Boris Johnson is accused of breaking care home visitors pledge

Boris Johnson is accused of breaking care home visitors pledge

Care home chaos as visitors are STILL barred: Boris Johnson is accused of breaking pledge that elderly will be able to hug relatives as report reveals many nursing home residents are still unable to see family

  • Campaigners angry after major report warned care homes couldn’t have visitors 
  • Government is rolling out millions of lateral flow tests to care homes
  • Several local authorities are advising against their use because of inaccuracies 

Boris Johnson has been accused of breaking his pledge that care home residents would be able to hug and hold hands with family members this year.

Campaigners reacted angrily after a major report warned that many residents were still unable to have visitors.

The National Care Forum (NCF) said local authorities were locked in disputes with ministers over the accuracy of rapid tests.

The Government is rolling out millions of lateral flow tests to care homes, but several local authorities are advising against their use because they are not as accurate as alternative PCR tests.

Peter Vann was overcome with emotion when he was able to hug wife Carole for the first time in 12 months (pictured)

Care home managers said visitors are being ‘left out in the cold’ as managers are ‘stuck’ between two different sets of advice over whether to allow indoor visits.

Jenny Morrison, from campaign group Rights for Residents, said Mr Johnson had broken his promise to care home residents. She said: ‘The idea that everyone will hold hands and hug at Christmas is absolutely off the cards. 

That promise was made by the Prime Minister but had no substance or foundation at all. The Government yesterday said they don’t want to break the promise of allowing festive bubbles, but seem happy to break the promise of letting care home visitors have hugs for Christmas. 

We’re hearing that the majority of homes still haven’t received their tests in the post.

A cuddle at last after a year apart 

Peter Vann was overcome with emotion when he was able to hug wife Carole for the first time in 12 months.

The couple, who have been married for 57 years, had been apart due to various illnesses and the pandemic. But they were finally reunited at Camelot House and Lodge in Wellington, Somerset.

Mr Vann, 79, said: ‘I’m so grateful that they started using the rapid tests.’ Mr Vann, of Budleigh Salterton, Exmouth, is now looking forward to seeing his 73-year-old wife again on Christmas Day. 

‘If the Government have the power to shut pubs and restaurants overnight, they have the power to make guidance on care home visits mandatory.’

The Mail last month launched a major campaign calling for visiting restrictions to be lifted.

The Alzheimer’s Society yesterday begged the Government to issue clear instructions to care providers so that no more vulnerable residents are forced to spend their final days apart from their families.

Age UK said: ‘We’re increasingly worried that many older people and families who have pinned their hopes on reuniting by Christmas are about to be badly let down.’

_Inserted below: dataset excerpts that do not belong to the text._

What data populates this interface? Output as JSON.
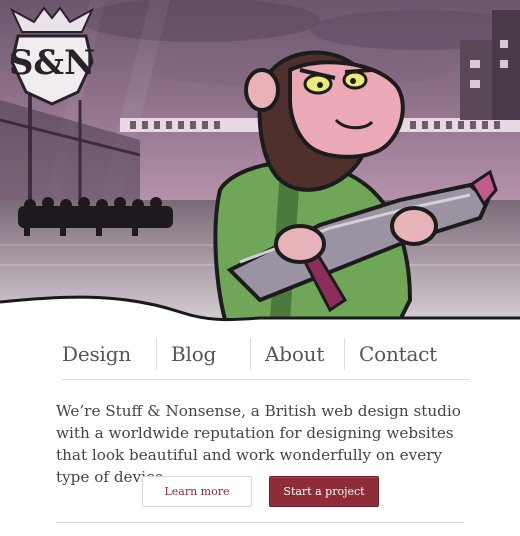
{
  "nav": {
    "items": [
      {
        "label": "Design"
      },
      {
        "label": "Blog"
      },
      {
        "label": "About"
      },
      {
        "label": "Contact"
      }
    ]
  },
  "intro": {
    "text": "We’re Stuff & Nonsense, a British web design studio with a worldwide reputation for designing websites that look beautiful and work wonderfully on every type of device."
  },
  "buttons": {
    "learn_more": "Learn more",
    "start_project": "Start a project"
  },
  "colors": {
    "accent": "#8e2d37",
    "sky_top": "#6e5a70",
    "sky_bottom": "#c9a4bd"
  }
}
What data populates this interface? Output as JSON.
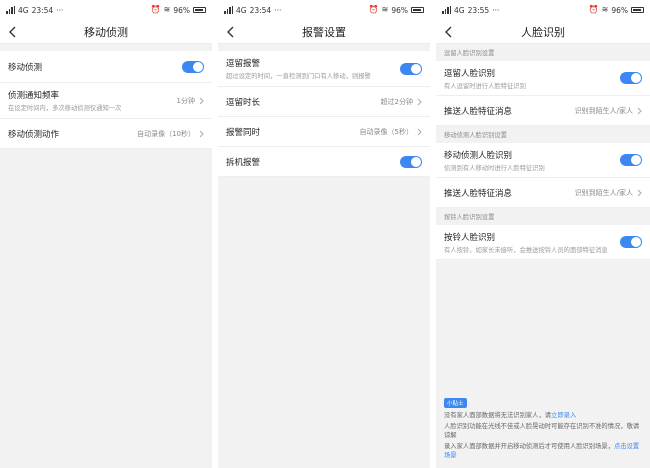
{
  "screens": [
    {
      "status": {
        "carrier": "4G",
        "time": "23:54",
        "extra": "···",
        "battery": "96%"
      },
      "title": "移动侦测",
      "rows": [
        {
          "label": "移动侦测"
        },
        {
          "label": "侦测通知频率",
          "desc": "在设定时间内，多次移动侦测仅通知一次",
          "value": "1分钟"
        },
        {
          "label": "移动侦测动作",
          "value": "自动录像（10秒）"
        }
      ]
    },
    {
      "status": {
        "carrier": "4G",
        "time": "23:54",
        "extra": "···",
        "battery": "96%"
      },
      "title": "报警设置",
      "rows": [
        {
          "label": "逗留报警",
          "desc": "超过设定的时间，一直检测到门口有人移动，则报警"
        },
        {
          "label": "逗留时长",
          "value": "超过2分钟"
        },
        {
          "label": "报警同时",
          "value": "自动录像（5秒）"
        },
        {
          "label": "拆机报警"
        }
      ]
    },
    {
      "status": {
        "carrier": "4G",
        "time": "23:55",
        "extra": "···",
        "battery": "96%"
      },
      "title": "人脸识别",
      "sections": [
        {
          "header": "逗留人脸识别设置",
          "toggle_label": "逗留人脸识别",
          "toggle_desc": "有人逗留时进行人脸特征识别",
          "push_label": "推送人脸特征消息",
          "push_value": "识别到陌生人/家人"
        },
        {
          "header": "移动侦测人脸识别设置",
          "toggle_label": "移动侦测人脸识别",
          "toggle_desc": "侦测到有人移动时进行人脸特征识别",
          "push_label": "推送人脸特征消息",
          "push_value": "识别到陌生人/家人"
        },
        {
          "header": "按铃人脸识别设置",
          "toggle_label": "按铃人脸识别",
          "toggle_desc": "有人按铃，如家长未接听，会推送按铃人员的面部特征消息"
        }
      ],
      "tips": {
        "badge": "小贴士",
        "line1_text": "没有家人面部数据将无法识别家人，请",
        "line1_link": "立即录入",
        "line2": "人脸识别功能在光线不佳或人脸晃动时可能存在识别不准的情况，敬请谅解",
        "line3_text": "录入家人面部数据并开启移动侦测后才可使用人脸识别场景，",
        "line3_link": "点击设置场景"
      }
    }
  ],
  "colors": {
    "accent": "#3d88f0",
    "background": "#f2f2f2"
  },
  "icons": {
    "back": "chevron-left-icon",
    "more": "chevron-right-icon",
    "toggle": "toggle-on"
  }
}
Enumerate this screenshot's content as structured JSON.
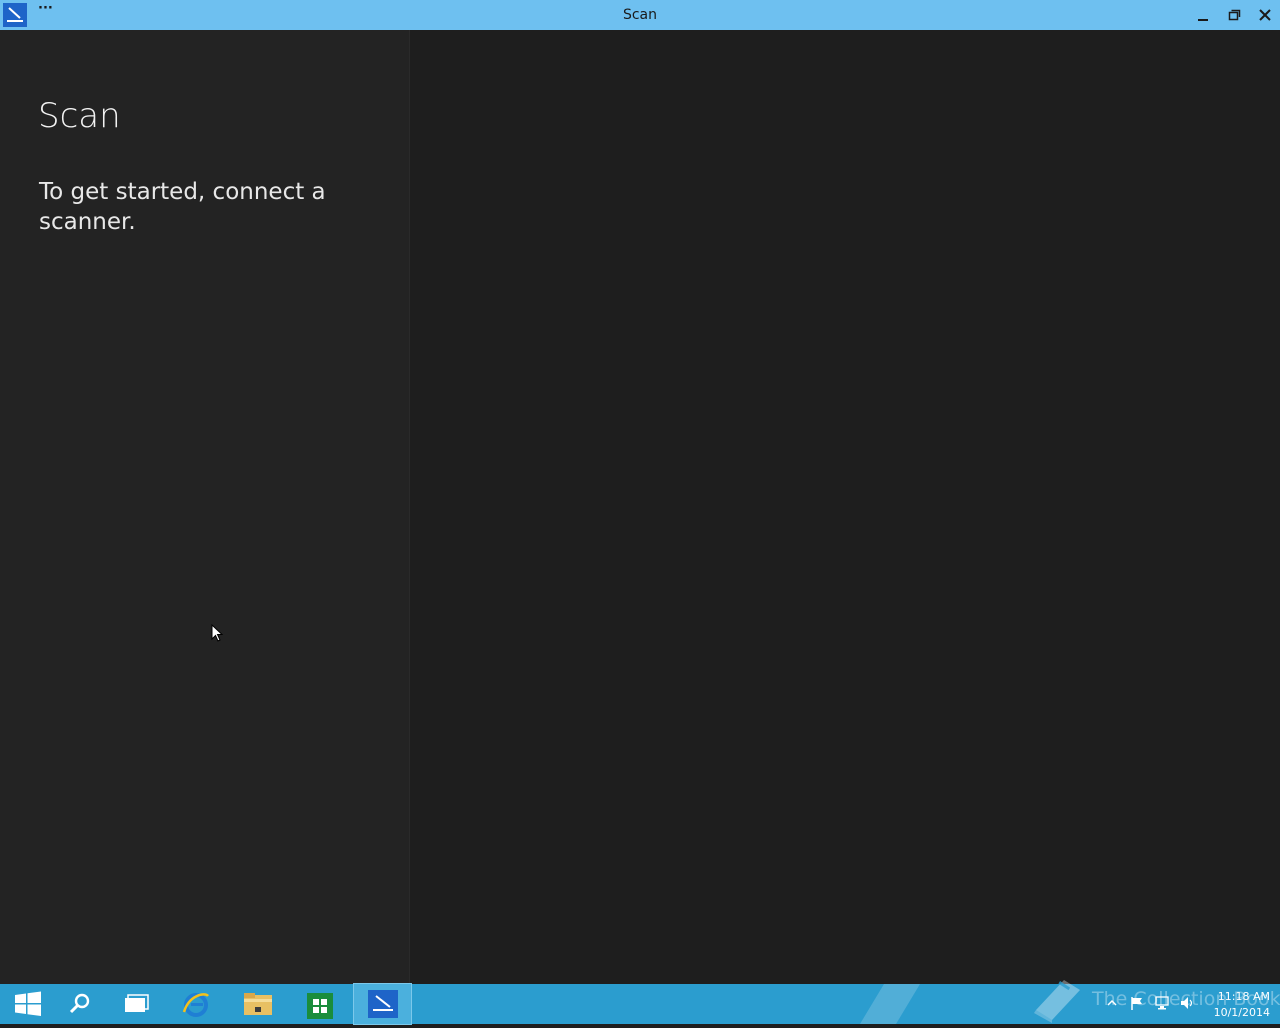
{
  "window": {
    "title": "Scan",
    "more_label": "···",
    "app_icon": "scanner-app-icon",
    "controls": [
      "minimize-icon",
      "maximize-icon",
      "close-icon"
    ]
  },
  "left_pane": {
    "heading": "Scan",
    "message": "To get started, connect a scanner."
  },
  "taskbar": {
    "items": [
      {
        "name": "start",
        "icon": "windows-logo-icon"
      },
      {
        "name": "search",
        "icon": "search-icon"
      },
      {
        "name": "task-view",
        "icon": "task-view-icon"
      },
      {
        "name": "internet-explorer",
        "icon": "ie-icon"
      },
      {
        "name": "file-explorer",
        "icon": "folder-icon"
      },
      {
        "name": "store",
        "icon": "store-icon"
      },
      {
        "name": "scan",
        "icon": "scanner-app-icon",
        "active": true
      }
    ],
    "watermark_text": "The Collection Book",
    "tray_icons": [
      "show-hidden-icon",
      "flag-icon",
      "network-icon",
      "volume-icon"
    ],
    "time": "11:18 AM",
    "date": "10/1/2014"
  },
  "colors": {
    "titlebar": "#6ec0f0",
    "taskbar": "#2b9dcf",
    "left_pane": "#232323",
    "right_pane": "#1e1e1e"
  }
}
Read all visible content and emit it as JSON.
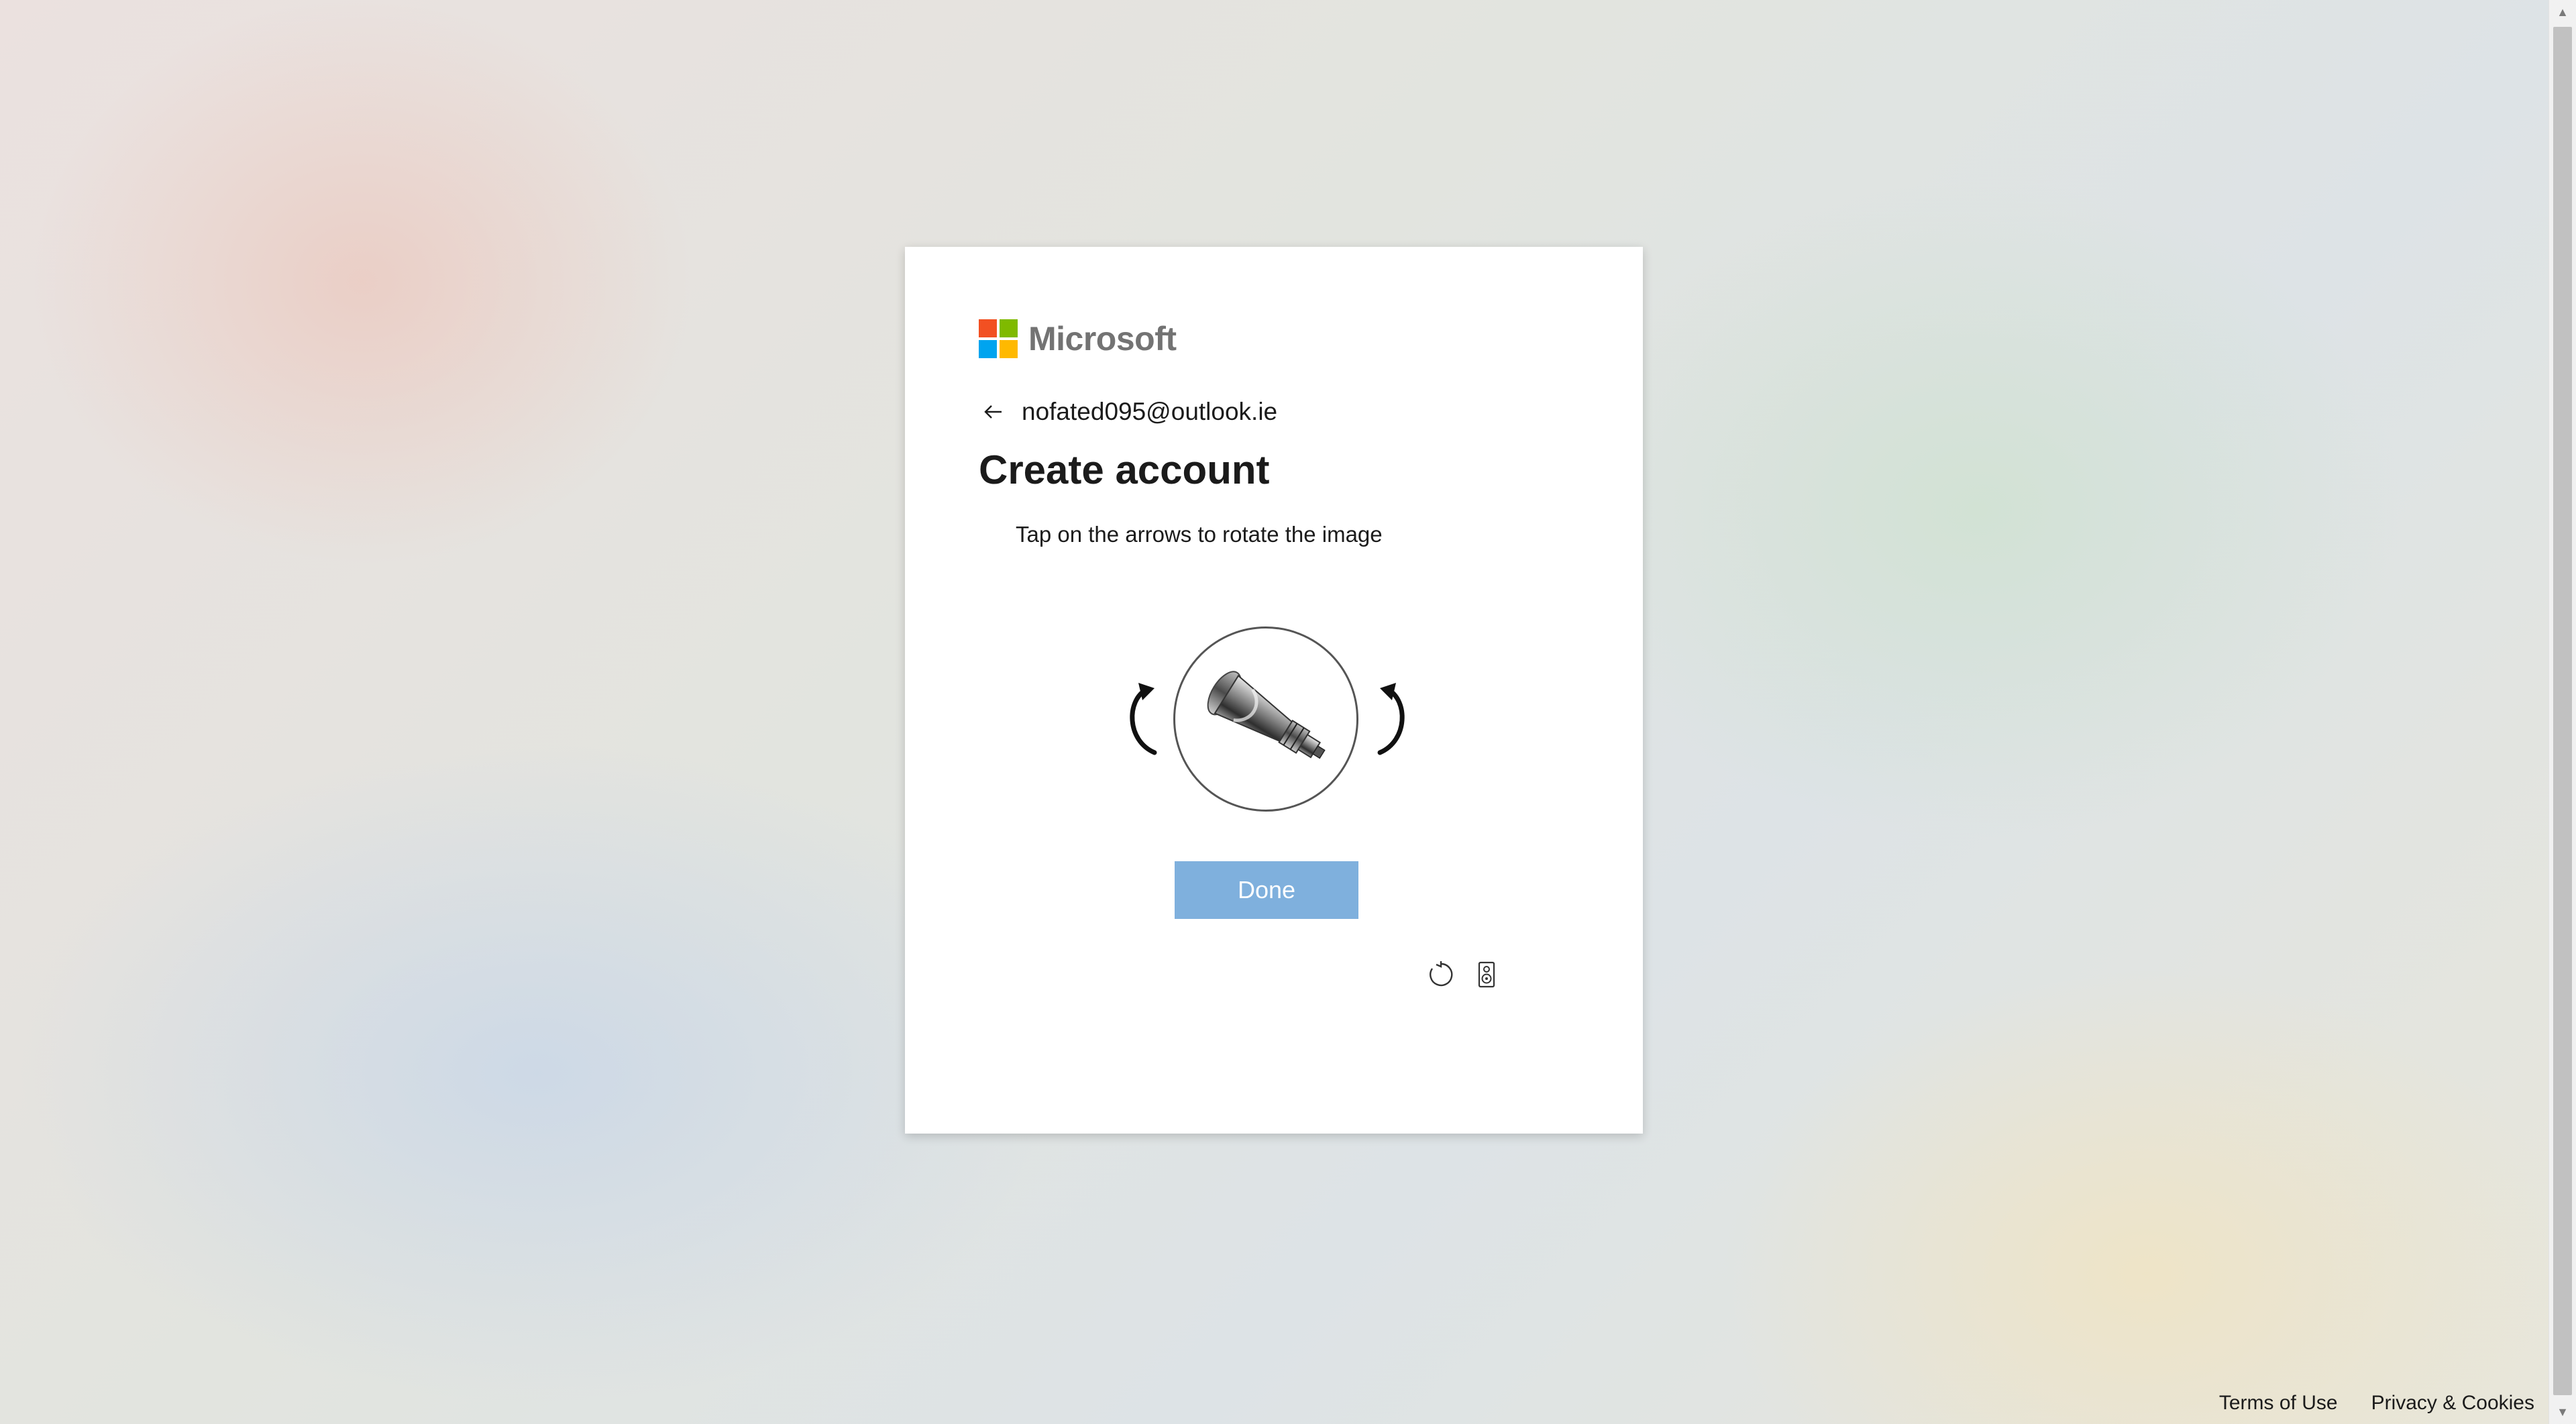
{
  "brand": {
    "name": "Microsoft",
    "logo_icon": "microsoft-four-squares-icon",
    "logo_colors": [
      "#f25022",
      "#7fba00",
      "#00a4ef",
      "#ffb900"
    ]
  },
  "identity": {
    "back_icon": "back-arrow-icon",
    "email": "nofated095@outlook.ie"
  },
  "main": {
    "title": "Create account",
    "instruction": "Tap on the arrows to rotate the image",
    "rotate_left_icon": "rotate-counterclockwise-icon",
    "rotate_right_icon": "rotate-clockwise-icon",
    "puzzle_image_icon": "rotated-object-icon",
    "done_label": "Done",
    "accent_color": "#7fb0dd"
  },
  "tools": {
    "refresh_icon": "refresh-icon",
    "audio_icon": "audio-speaker-icon"
  },
  "footer": {
    "terms": "Terms of Use",
    "privacy": "Privacy & Cookies"
  }
}
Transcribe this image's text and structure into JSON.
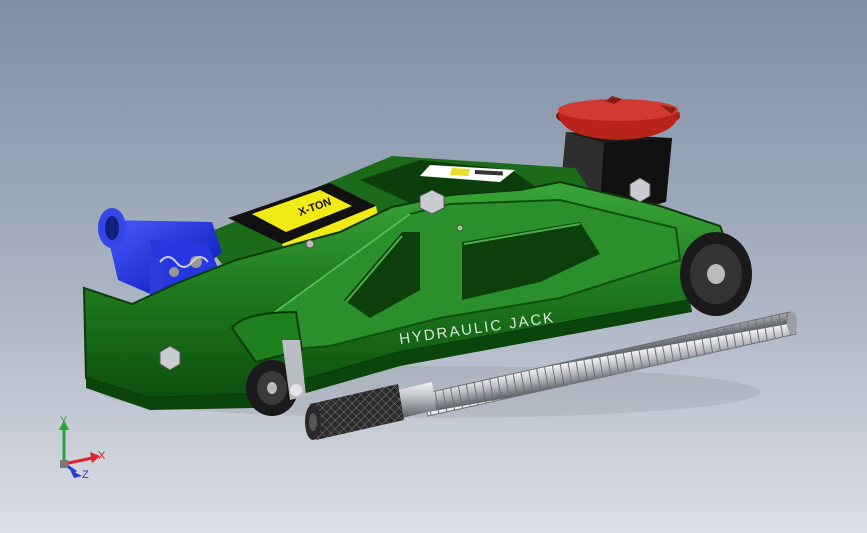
{
  "model": {
    "sticker_text": "X-TON",
    "side_text": "HYDRAULIC JACK",
    "colors": {
      "frame": "#1f7a1f",
      "frame_dark": "#0e4f0e",
      "frame_light": "#3aa63a",
      "pump": "#1f2fd0",
      "saddle": "#b8231c",
      "sticker": "#f2ea16",
      "handle": "#b9bcc2",
      "wheel": "#2a2a2a"
    }
  },
  "triad": {
    "x_label": "X",
    "y_label": "Y",
    "z_label": "Z",
    "colors": {
      "x": "#d8242a",
      "y": "#2aa33a",
      "z": "#2a3fd0"
    }
  }
}
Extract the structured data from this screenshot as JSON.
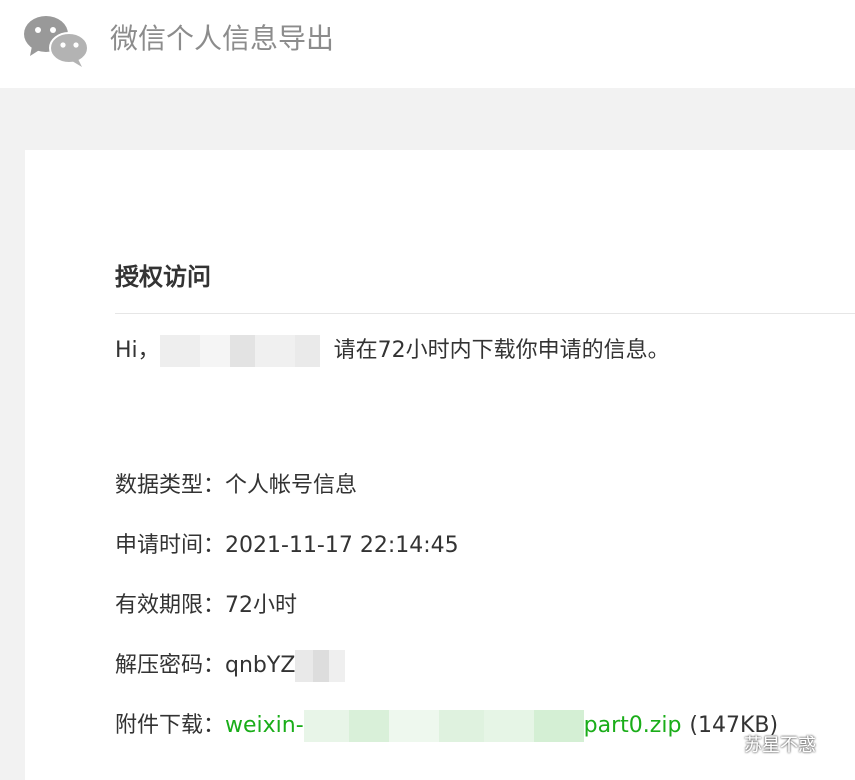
{
  "header": {
    "logo_icon": "wechat-logo-icon",
    "title": "微信个人信息导出"
  },
  "card": {
    "title": "授权访问",
    "greeting_prefix": "Hi，",
    "greeting_message": "请在72小时内下载你申请的信息。",
    "rows": {
      "data_type": {
        "label": "数据类型：",
        "value": "个人帐号信息"
      },
      "request_time": {
        "label": "申请时间：",
        "value": "2021-11-17 22:14:45"
      },
      "validity": {
        "label": "有效期限：",
        "value": "72小时"
      },
      "password": {
        "label": "解压密码：",
        "value": "qnbYZ"
      },
      "attachment": {
        "label": "附件下载：",
        "link_prefix": "weixin-",
        "link_suffix": "part0.zip",
        "size": "(147KB)"
      }
    }
  },
  "watermark": {
    "text": "苏星不惑",
    "icon": "wechat-icon"
  },
  "colors": {
    "link": "#1aad19",
    "text": "#333333",
    "header_title": "#8c8c8c",
    "background": "#f2f2f2"
  }
}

The report by the NCF was based on a survey of nearly 1,500 care providers who care for almost 51,000 residents, about an eighth of the UK total. It said: ‘The ongoing dispute over the accuracy and use of lateral flow device testing needs to be urgently resolved.’

The tests give results within 30 minutes, but are less accurate than PCR tests. But a study by Oxford University and Public Health England last month concluded they are accurate and sensitive enough to be used in the community.

Vic Rayner, chief executive of the NCF, said meaningful care home visits are ‘simply not achievable without additional resources’.

National guidelines, issued on December 2 promised that all care home residents will finally be able to hug their families again if visitors test negative for Covid-19. Each resident is supposed to be able to nominate two loved ones who will be able to visit them twice a week, regardless of which tier their local area is under.

But care home managers yesterday warned that many of them are yet to receive the tests.

Oona Goldsworthy, chief executive of Brunelcare which runs homes in Bristol, said: ‘The announcement a few weeks ago that relatives would be able to come in by Christmas, and would be able to hug their relatives, isn’t actually happening because of the conflicting advice we’re getting.’

A Department of Health and Social Care spokesman said: ‘To bring families back together safely we have sent out millions of tests, provided free PPE and issued guidance to enable this across all tiers, with homes around the country arranging visits now. Our aim is for all care homes to receive their tests by December 18.’